Translating Colonial American Documents (Workshop seminar) »ANG253-1«

Instructor: Novák György
Level/Program: 2-5 ENG, US, 2YU

Lit/hist/cult; optional, seminar
Tuesday 8-10, American Seminar

 

Description: The aim of the course is to discuss in depth certain documents of colonial America and use the intimate knowledge of them in translating them. The documents will be hopefully published in the series Documenta Historica of the University. The document to be translated is:

Thomas Morton: New English Canaan or New Canaan. Amsterdam: Jacob Frederick, 1637.
(
a sample, and another)

(Hawthorne’s May-Pole of Merry Mount)

Assignments: Translations and their critique will be done every week. Copies of the efforts will be distributed among the participants by the translators (left in drop box by 10 am. Monday, and picked up by readers by 8 pm that day) and the translations discussed in class. (Participants should be prepared to pay for the xeroxed copies.) The revised translations should be handed in a week after the last class. Participants will also have to submit a short (4-5000 characters) paper on some aspect of the work and/or its translation. Extra points will be awarded for translation of versified sections.
Grading: will be based on
[1]the contribution to the discussions in class (25%),
[2]on the quality (25%) and
[3]the improvement of the translations during the semester (25%), and
[4]on the paper (25%).
The workload (translation) of 4th-year participants will be twice as much as that of 2nd- and 3rd-year students. Since class activity will be vital to the success of the course, participants should be prepared that no more than two absence on whatever excuse will be allowed. The course will not take more than 12 participants. Prerequisites: JATE AE1 or 2; one course in American history; preferably another in translation.
Compulsory and/or recommended reading will include:

  • Connors, Donald F.: Thomas Morton.
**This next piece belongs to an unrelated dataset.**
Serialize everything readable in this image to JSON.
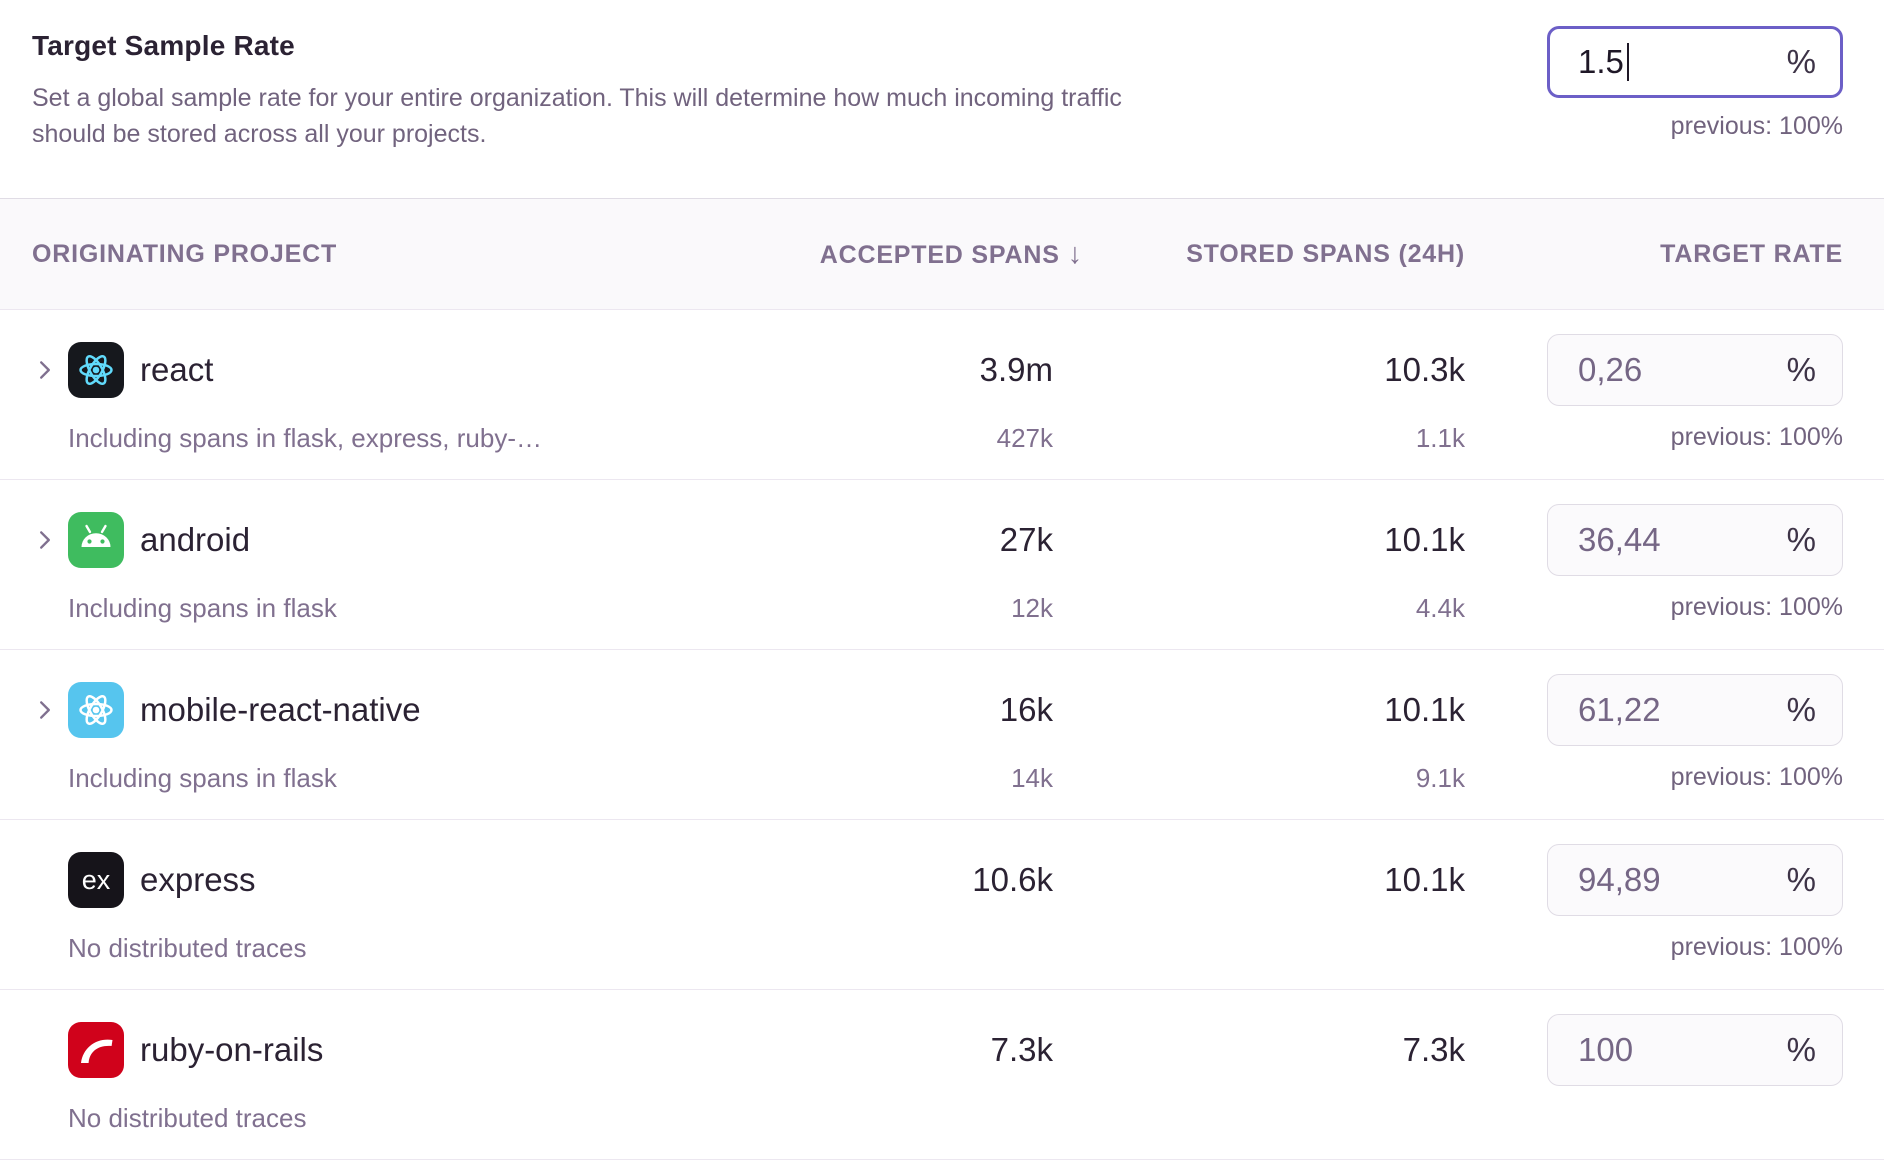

New York: Twayne Publishers, 1969.
  • Connors, Donald Francis: “Thomas Morton of Merry Mount: His First Arrival in New England.” American Literature IX.2 (May, 1939), 160-166.
  • Miller, Perry and Johnson, Thomas H. (eds): The Puritans. New York: Harper & Row, 1963. (There are more recent editions). Especially chapters I, II, IV.
  • Lemay, J. A. Leo (ed): An Early American Reader. Washington, D.C.: USIA, 1989. Especially Chapter One, D (pp.141-172), Chapters Three and Four (pp. 387-598).